Михаил Авдеев - Тамарин
— Тогда я не любил вас, — отвечал я.
— Знаю… Вы не виноваты… Вы не хотели, чтобы я страдала, но вы не хотели ничем жертвовать моей любви… Вы не любили, но вы позволяли себя любить… Это было очень великодушно! Однако всему есть мера: измученное сердце наконец замрет, и тогда оскорбленная гордость откроет глаза…
Сердце сжалось во мне, и из него начало отделяться другое чувство, которое всегда у меня наполовину смешано с остальными.
— Я всегда была с вами откровенна, — продолжала Варенька. — Сознаюсь вам, та мечта, которую создало и полюбило в вас мое детское воображение, давно исчезла. Но я любила в вас вашу двойственную, измученную противоречиями натуру. Когда ж я увидела, что вы всегда ребячески боитесь света, что вы бегаете от всякого чувства, которое может нарушить ваше внутреннее спокойствие, потревожить лень вашего сердца, тогда у меня явилось сомнение в ваших силах, тогда я невольно подумала, что вы бегаете от борьбы с собой потому, что не в состоянии выдержать ее, и мое очарование исчезло…
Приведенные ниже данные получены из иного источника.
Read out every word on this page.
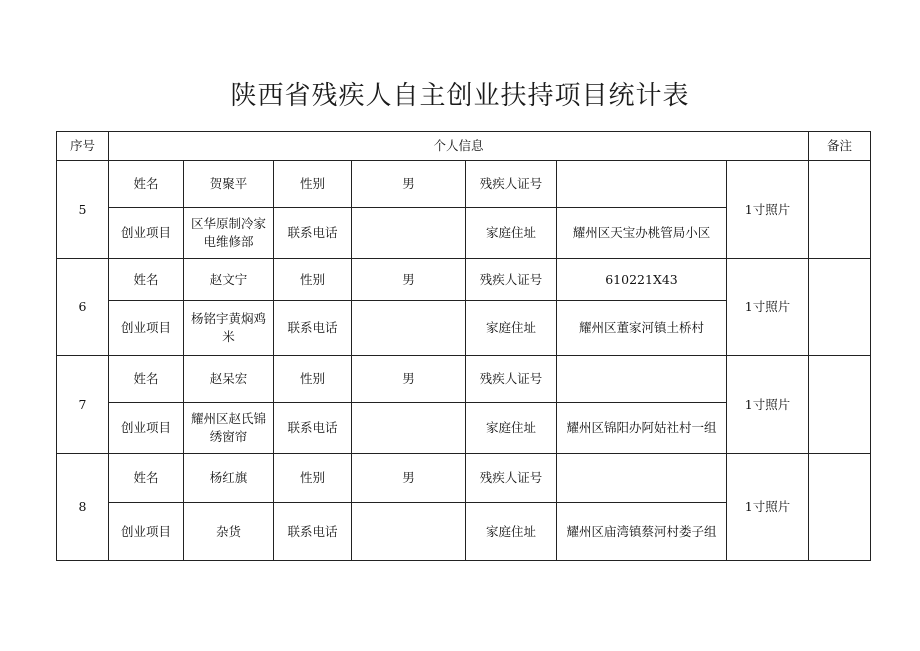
陕西省残疾人自主创业扶持项目统计表
序号	个人信息							备注
5	姓名	贺聚平	性别	男	残疾人证号		1寸照片	
	创业项目	区华原制冷家电维修部	联系电话		家庭住址	耀州区天宝办桃管局小区		
6	姓名	赵文宁	性别	男	残疾人证号	610221X43	1寸照片	
	创业项目	杨铭宇黄焖鸡米	联系电话		家庭住址	耀州区董家河镇土桥村		
7	姓名	赵呆宏	性别	男	残疾人证号		1寸照片	
	创业项目	耀州区赵氏锦绣窗帘	联系电话		家庭住址	耀州区锦阳办阿姑社村一组		
8	姓名	杨红旗	性别	男	残疾人证号		1寸照片	
	创业项目	杂货	联系电话		家庭住址	耀州区庙湾镇蔡河村娄子组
— И тогда, — сказал я, — вы выбрали другой предмет любви, более достойный вас.
Варенька не отвечала.
— Утешьтесь, — продолжал я, — вы отомщены!
И в самом деле, в эту минуту, не знаю, от любви ли, досады, или самолюбия, но я страдал глубоко.
— Что мне в этом? — сказала Варенька. — Разве я искала мщения? Разве я кокетничала с вами, чтобы возбудить вашу любовь? Напротив, она глубоко огорчает меня, потому что больше заставляет жалеть невозвратимое. И вы думаете, легко мне теперь?.. Знаете ли, что я делала сейчас до вашего прихода? Я мечтала о деревенской девочке, которая увидела одно загадочное, интересное для нее существо. Как она была счастлива!.. Прошло полгода, и в этой неопытной, наивной девочке и в этом холодном, но чудно влекущем ее существе я не узнала ни себя, ни вас! У меня даже не осталось мечты, которую бы я могла любить…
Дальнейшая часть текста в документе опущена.